Este não é um texto saudosista. Muito antes pelo contrário: é uma reflexão sobre como mais uma das tradições do carnaval de Teresina transformou-se em numa "micareta" à fantasia com camarote e abadá.
Antes que alguém de acuse de hater, é bom que saiba que sou folião do Corso de Teresina desde criancinha. Acompanhei os desfiles de carros enfeitados pelo centro da cidade - o grande atrativo da festa - desde os anos 1990 até quando, recentemente, a logística para brincar no evento me fez pensar duas vezes se tanto trabalho valia a pena. Comecei a ter preguiça de procurar onde estacionar, levar ou comprar comida e bebida , buscar abrigo em caso de chuva, temer pela segurança, etc..
Para além dos protocolos da festa, hoje o que menos importa no Corso é o desfile de carros. A redução gritante de 400 caminhões - e quase nenhum automóvel de pequeno porte - para pouco mais de duas dezenas de veículos é um sintoma de que a principal estrela da festa está se apagando mais e mais a cada ano.

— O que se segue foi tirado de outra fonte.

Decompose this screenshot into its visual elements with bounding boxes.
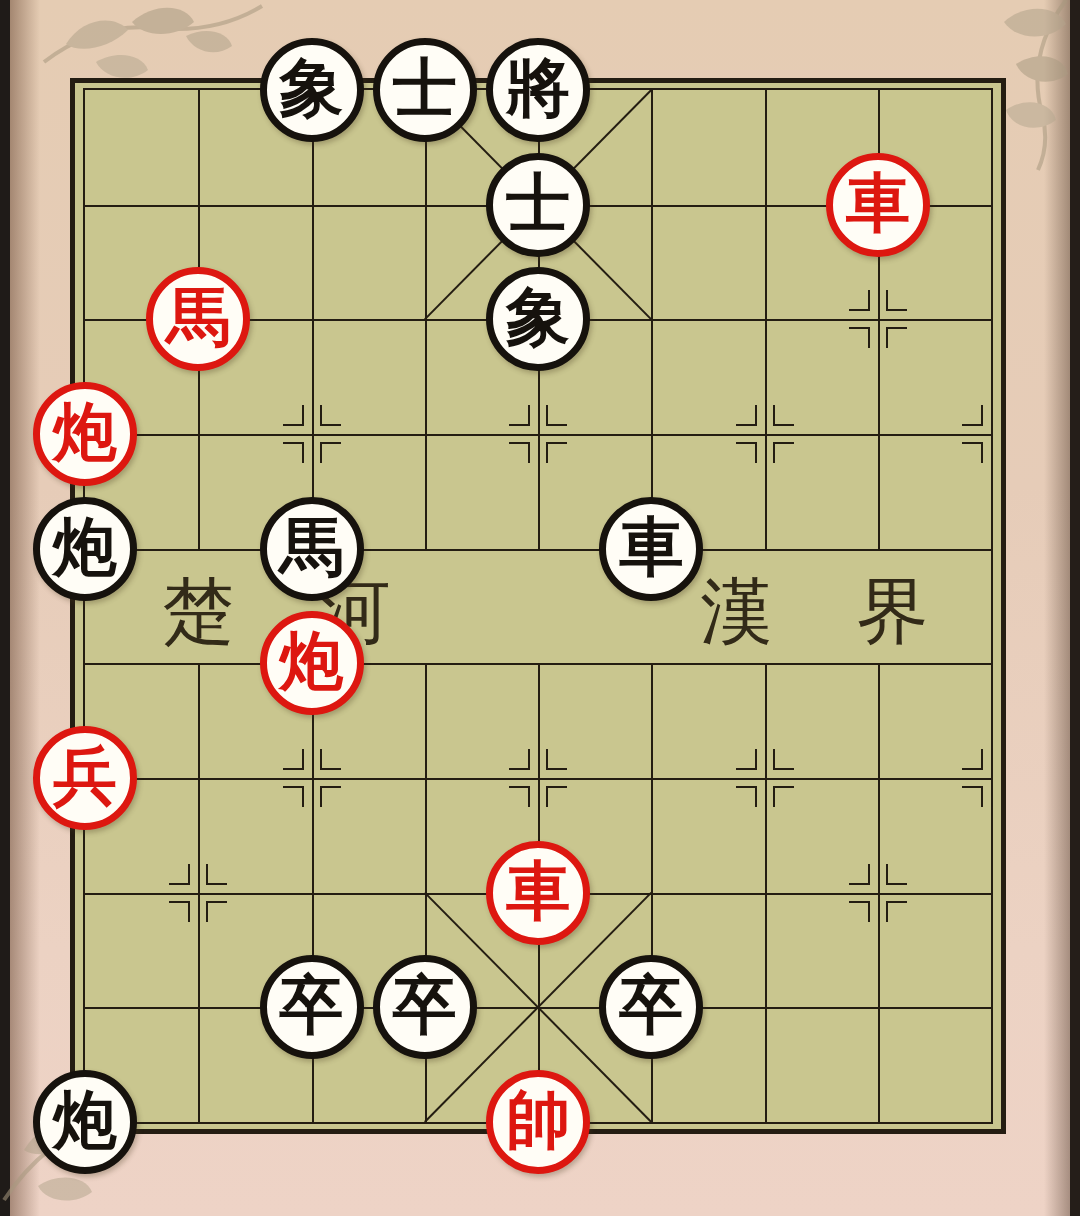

É inegável que, ao longo dos últimos cinco anos, o Corso de Teresina se transformou em ativo político e produto de televisão. Para tanto foi necessário mudar o trajeto dos carros do centro da cidade e entorno para uma avenida reta, de poucos quilômetros na zona leste (menos perigoso, né? rs) onde o trecho controlado facilita a transmissão de TV e a visão do público nos camarotes.
A camarotização do Corso é um caso a parte; um símbolo de como o evento se tornou uma festa excludente: quem não tem duas Micarinas, contenta-se com a emulação do desfile dos caminhões alegóricos em linha reta pelo arremedo de Marquês de Sapucaí. Já ouvi dizer que tem até abadá para vips ...
A competição pelo melhor caminhão alegórico é o que está matando de verdade a tradição do Corso: a procura por carros de grande porte para o desfile inflacionou o preço do aluguel, decoração e de comes e bebes e - pior de tudo - afastou o folião que enfeitava seu Fusquinha e saía feliz pelas ruas.
Nas últimas edições que participei, percebi uma preocupação em ocupar o público na avenida entre uma passagem de carros e outra - eram tantos que davam um nó na concentração (o Corso tem concentação! Concentração!). No passeio durante o vácuo, vi de tudo: paredões de funk, forró, marchinhas, bandas desfilando pela avenida... O que menos aparecia mesmo eram os caminhões.
Este ano, pelo que acompanhei pelos portais, o número de palcos ao longo do trajeto aumentou - e o número de carros no desfile diminuiu. Nota dez para ideia de oferecer shows de vários estilos musicais com bandas piauienses. Entre um caminhão e outro, é preciso manter o público ocupado ou ele pode ir pra Timon, ou José de Freitas onde o "Corso" se chama Zé Pereira.
Outro sinal de que algo vai mal é o concurso de fantasias para o público. No sábado 15 ficou a impressão de que elas salvaram o Corso. Ótimo para o folião, mas muito ruim para o evento que entrou pro Guinness como o maior desfile de carros decorados do mundo.
Depois de tantas mudanças, seria interessante trocar o nome do maior menor desfile de carros enfeitados. Zé Pereira de Teresina seria um nome interessante. Não dou dois anos para que os foliões excluídos e saudosos criem o Corso da Resistência e levem suas Variants para as ruas do centro de Teresina, cantando e pulando ao som de marchinhas que façam graça da camarotização e micaretização do que já foi uma das melhores festas carnavalescas da capital do Piauí.
PS: Quase fui ao Corso no último sábado, mas a chuva me fez desistir. Não fiz falta na festa, mas não há nada pior do que um evento de carnaval não ser páreo para o boletim do tempo.